When she was just four or five days old I put Robin beside Heidi on her bed. Heidi snuggled so close to Robin she was almost on top of her. Heidi put her finger in Robin’s hand and gently pulled Robin’s little hand back and forth. Heidi was smiling from ear to ear as I watched them. The funny thing is Robin was also smiling. I don’t care if people say babies don’t smile. Robin was smiling at Heidi and paying full attention to her. I think that was when these sisters began forming a lifelong bond.
Heidi’s bedroom was next to ours. I could see into her bedroom when I was lying on my bed. Heidi knew Robin loved her. She was very attentive and protective of her new baby sister. When Robin was four weeks old we moved her crib into Heidi’s room. We convinced Heidi that Robin would feel safer if she would stay in her room at night. From that night on Heidi slept in her own room with Robin.
Sometimes when Robin would stir and begin to whine for a feeding I could hear Heidi trying to sooth her by gently talking or singing to her. Many times I would lie listening then Heidi would walk into my room and say, “Mom it isn’t working, you’re going to have to feed her again!” She would put great emphasis on the “again” as if eating was all babies ever did.

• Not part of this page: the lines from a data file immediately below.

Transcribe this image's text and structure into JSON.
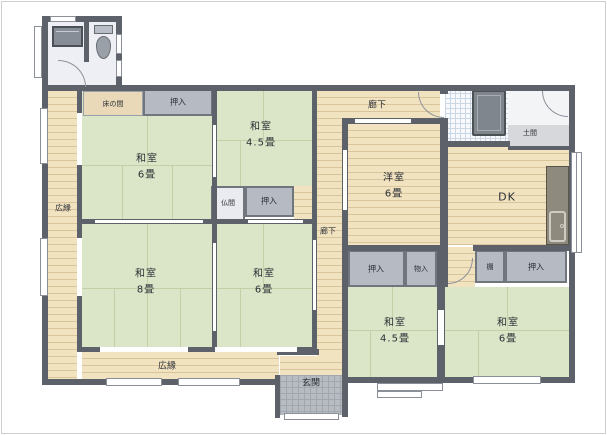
{
  "labels": {
    "tokonoma": "床の間",
    "oshiire": "押入",
    "monoire": "物入",
    "tana": "棚",
    "butsuma": "仏間",
    "rouka": "廊下",
    "hiroen": "広縁",
    "genkan": "玄関",
    "doma": "土間",
    "dk": "DK"
  },
  "rooms": {
    "tl6": {
      "type": "和室",
      "size": "6畳"
    },
    "top45": {
      "type": "和室",
      "size": "4.5畳"
    },
    "w8": {
      "type": "和室",
      "size": "8畳"
    },
    "bm6": {
      "type": "和室",
      "size": "6畳"
    },
    "yo6": {
      "type": "洋室",
      "size": "6畳"
    },
    "br45": {
      "type": "和室",
      "size": "4.5畳"
    },
    "br6": {
      "type": "和室",
      "size": "6畳"
    }
  },
  "colors": {
    "wall": "#5d626a",
    "tatami": "#dbe5c8",
    "tatami_line": "#c2d0a8",
    "wood": "#f1e2c0",
    "wood_line": "#d9c59b",
    "closet": "#b5bac3",
    "closet_border": "#71767e",
    "bath_tile": "#f7f9fc",
    "bath_grid": "#ccd7e6",
    "genkan_tile": "#b7bbc2",
    "genkan_grid": "#a2a7af",
    "sanitary_floor": "#edeff4",
    "doma": "#d6d8db",
    "counter": "#8e8b7e",
    "tub": "#80868e",
    "label": "#2b2f35",
    "window_border": "#8b9098"
  }
}
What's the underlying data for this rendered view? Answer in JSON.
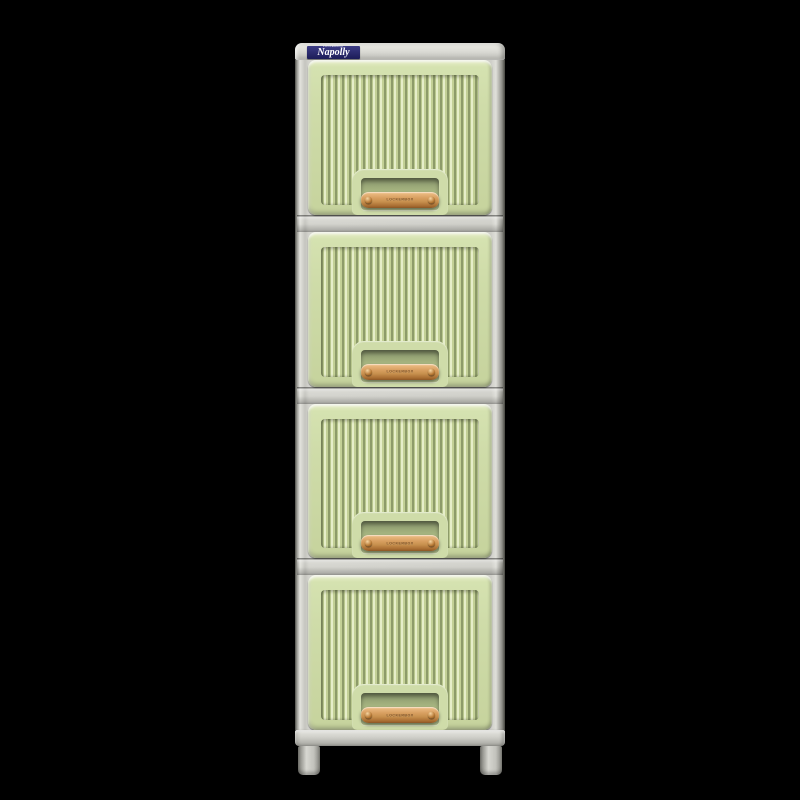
{
  "scene": {
    "background_color": "#000000",
    "subject": "Napolly four-drawer plastic stacking storage cabinet product photo"
  },
  "cabinet": {
    "brand_label": {
      "sub_text": "LOCKERBOX",
      "brand_text": "Napolly",
      "bg_color": "#23236b",
      "text_color": "#ffffff"
    },
    "drawer_count": 4,
    "drawers": [
      {
        "id": "drawer-1",
        "handle_engraving": "LOCKERBOX"
      },
      {
        "id": "drawer-2",
        "handle_engraving": "LOCKERBOX"
      },
      {
        "id": "drawer-3",
        "handle_engraving": "LOCKERBOX"
      },
      {
        "id": "drawer-4",
        "handle_engraving": "LOCKERBOX"
      }
    ],
    "colors": {
      "panel_green": "#cfdca9",
      "rib_shadow_green": "#8d9b69",
      "rib_highlight_green": "#e6eec9",
      "frame_gray": "#cfcfc9",
      "handle_wood": "#c8914f",
      "rivet_bronze": "#b97c38",
      "label_navy": "#23236b",
      "background": "#000000"
    }
  }
}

Every time we left the house we put bonnets or hats on Robin to keep people from asking about her head. This is actually a pretty good picture of the lumps caused at her birth. When she was 6 months old we took her to a specialist in Modesto who told us she might have the lumps for 5-6 years. Of course, as circumstance would have it, one of the lumps began to disappear the next week and both totally disappeared during the next 3 weeks.

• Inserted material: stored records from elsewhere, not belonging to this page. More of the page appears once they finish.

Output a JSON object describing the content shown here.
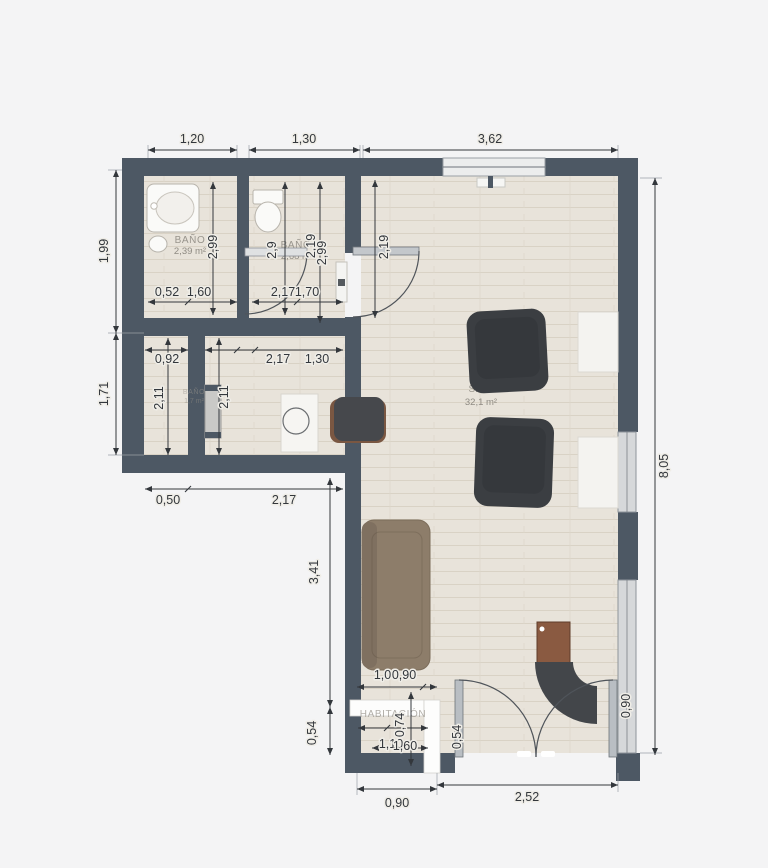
{
  "title": "Plano de vivienda",
  "colors": {
    "wall": "#4d5864",
    "floor": "#e8e3da",
    "background": "#f4f4f5",
    "sofa": "#8d7d6a",
    "armchair": "#3b3e42",
    "wood_cabinet": "#8a5a41",
    "desk": "#43464a",
    "window": "#d6d8da"
  },
  "plan": {
    "rooms": {
      "bath1": {
        "name": "BAÑO",
        "area": "2,39 m²"
      },
      "bath2": {
        "name": "BAÑO",
        "area": "2,68 m²"
      },
      "closet": {
        "name": "BAÑO",
        "area": "1,7 m²"
      },
      "salon": {
        "name": "SALÓN",
        "area": "32,1 m²"
      },
      "bedroom": {
        "name": "HABITACIÓN"
      }
    },
    "dims": {
      "top_1": "1,20",
      "top_2": "1,30",
      "top_3": "3,62",
      "left_1": "1,99",
      "left_2": "1,71",
      "right_1": "8,05",
      "bottom_1": "0,90",
      "bottom_2": "2,52",
      "in_top_1": "0,52",
      "in_top_2": "1,60",
      "in_top_3": "2,17",
      "in_top_4": "1,70",
      "in_mid_1": "0,92",
      "in_mid_2": "2,17",
      "in_mid_3": "1,30",
      "in_low_1": "0,50",
      "in_low_2": "2,17",
      "v_bath1": "2,99",
      "v_bath2": "2,9",
      "v_hall_1": "2,19",
      "v_hall_2": "2,99",
      "v_door": "2,19",
      "v_closet_1": "2,11",
      "v_closet_2": "2,11",
      "v_sofa": "3,41",
      "v_door_low": "0,54",
      "sofa_w_1": "1,00",
      "sofa_w_2": "0,90",
      "bed_h": "0,74",
      "bed_w_1": "1,10",
      "bed_w_2": "1,60",
      "leaf_h": "0,54",
      "win_h": "0,90"
    }
  }
}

I’m happy to say Robin never did quit smiling.
During our first visit to my parent’s house to share Robin I told them of the doctor rubbing Robin’s feet to make her breathe. Dad promptly unwrapped her little feet and rubbed them. From then on every time we visited my parents while she was a baby dad would spend his turn rubbing her feet. As she grew older she would seek him out, shoes and socks in hand, climb on his lap and enjoy her “grandpa time” giggling as he would rub and tickle her feet.
Robin told me Jeff continues the tradition. She said he rubs her feet in the evenings while the two of them enjoy their last hour of the day watching TV with the kids tucked away in their beds.
Robin was the last one of us to see my dad the day he died. She spent her time with him telling him what was going on in the family, how much we missed him at home, and rubbing his feet.